Fruity pastels
Hall of secrets... John Vincent sketches out the story of the real-life Gentleman Jack’s clandestine trysts in 19th century West Yorkshire.
You may have seen Suranne Jones as Anne Lister striding with manly gait through the West Yorkshire countryside and into the family home of Shibden Hall, near Halifax, in the BBC historical drama series Gentleman Jack. One of the millions glued to the adventures of the landowner-industrialist and her dangerous courtship of shy heiress Ann Walker (Sophie Rundle) was Ilkley-born artist David Greenwood. He became hooked on the story and, living close to Shibden, was able to visit the place frequently to soak up the atmosphere.
The result is an archive of 20-odd Impressionist portraits of the show’s stars at Kentmere House Gallery in York until at least July 3, with prices ranging from £150-£200 for unframed charcoal drawings and £400-£600 for framed pastels.
Set in 1832, Gentleman Jack is based on the voluminous diaries of Anne Lister (1791-1840), written largely in secret code, documenting a lifetime of lesbian relationships. The historic Shibden estate belonged to the Lister family of wealthy mill owners and cloth merchants from 1615-1926. Anne, described as the “first modern lesbian due to her love of the fairer sex”, remains its most famous resident. Nowadays the hall, with its Tutor halftimbered frontage, is open to visitors but is still a home that Anne would recognise. Anne, sole owner after the death of her aunt, commissioned York architect John Harper and landscape gardener Samuel Gray in 1830 to make extensive improvements to house and grounds. A gothic tower was built and terraced gardens, rock gardens, cascades and a boating lake vastly improved the park. A “Paisley shawl” garden designed for the terrace by landscape gardener Joshua Major was added in the 1850s.
The diaries of Anne, a successful entrepreneur and landowner, run to four million words and chronicle her many sexual affairs with women of the gentry and aristocracy. Her first sexual relationship came in her teens, while a boarder at King’s Manor School in York.

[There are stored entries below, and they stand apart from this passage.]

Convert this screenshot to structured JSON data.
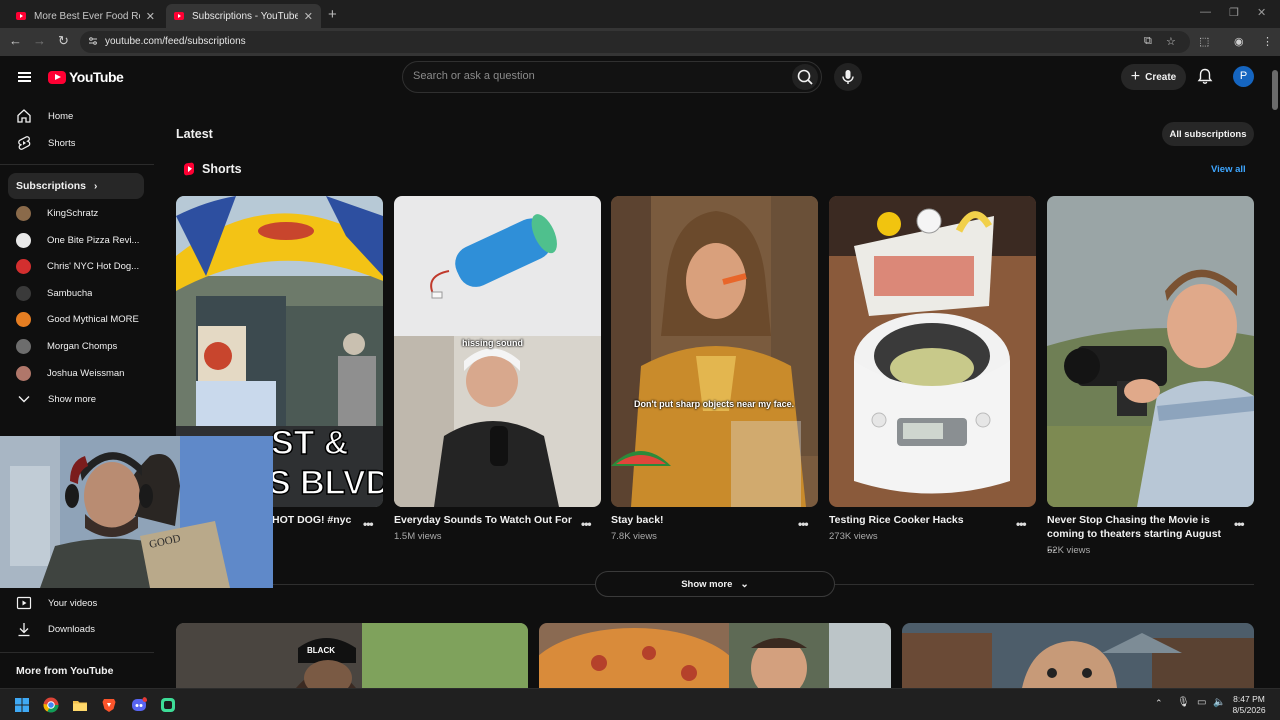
{
  "browser": {
    "tabs": [
      {
        "title": "More Best Ever Food Review Sh",
        "active": false
      },
      {
        "title": "Subscriptions - YouTube",
        "active": true
      }
    ],
    "url": "youtube.com/feed/subscriptions"
  },
  "masthead": {
    "logo_text": "YouTube",
    "search_placeholder": "Search or ask a question",
    "create_label": "Create",
    "avatar_letter": "P"
  },
  "sidebar": {
    "home": "Home",
    "shorts": "Shorts",
    "subscriptions_header": "Subscriptions",
    "channels": [
      {
        "name": "KingSchratz",
        "color": "#8a6a4a"
      },
      {
        "name": "One Bite Pizza Revi...",
        "color": "#e8e8e8"
      },
      {
        "name": "Chris' NYC Hot Dog...",
        "color": "#d32f2f"
      },
      {
        "name": "Sambucha",
        "color": "#3a3a3a"
      },
      {
        "name": "Good Mythical MORE",
        "color": "#e67e22"
      },
      {
        "name": "Morgan Chomps",
        "color": "#6d6d6d"
      },
      {
        "name": "Joshua Weissman",
        "color": "#b0776a"
      }
    ],
    "show_more": "Show more",
    "your_videos": "Your videos",
    "downloads": "Downloads",
    "more_from_youtube": "More from YouTube"
  },
  "main": {
    "latest": "Latest",
    "all_subscriptions": "All subscriptions",
    "shorts_heading": "Shorts",
    "view_all": "View all",
    "show_more": "Show more",
    "shorts": [
      {
        "title": "HOT DOG! #nyc",
        "views": "",
        "overlay": ""
      },
      {
        "title": "Everyday Sounds To Watch Out For",
        "views": "1.5M views",
        "overlay": "hissing sound"
      },
      {
        "title": "Stay back!",
        "views": "7.8K views",
        "overlay": "Don't put sharp objects near my face."
      },
      {
        "title": "Testing Rice Cooker Hacks",
        "views": "273K views",
        "overlay": ""
      },
      {
        "title": "Never Stop Chasing the Movie is coming to theaters starting August ...",
        "views": "52K views",
        "overlay": ""
      }
    ]
  },
  "taskbar": {
    "time": "8:47 PM",
    "date": "8/5/2026"
  },
  "colors": {
    "background": "#0f0f0f",
    "accent_red": "#ff0033",
    "link_blue": "#3ea6ff"
  }
}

Anne had several affairs by her 20s, including with the love of her life, doctor’s daughter Mariana Belcombe (1790-1868), although their hopes of living together
were never realised. In her diaries, Anne disguised their most passionate moments with the word “kisses” or by a cross in the margin. In 1821, she wrote: “I love, & only love, the fairer sex & thus beloved by them in turn, my heart revolts from any other love than theirs.” She increasingly adopted dark, masculine-appearing clothes and “gentlemanly” manners towards women.
Anne’s wealth and class enabled her to live life, to a certain extent, on her own terms. But she was careful to maintain appearances in an age when there was no polite language to name or directly censure same-sex partnerships. In 1834 Anne and Ann were nominally married in Holy Trinity Church, Goodramgate, York, but their partnership was not to last. Anne Lister died in 1840, aged 49, from a fever caught while travelling with Ann Walker in Russia. Ann brought her body back home to be buried in what is now Halifax Minster.
Ann died in 1854 and the estate returned to the Lister family, who donated it to Halifax Corporation in 1933, and the hall became a museum the following year. Visitor numbers have tripled since Gentleman Jack was filmed.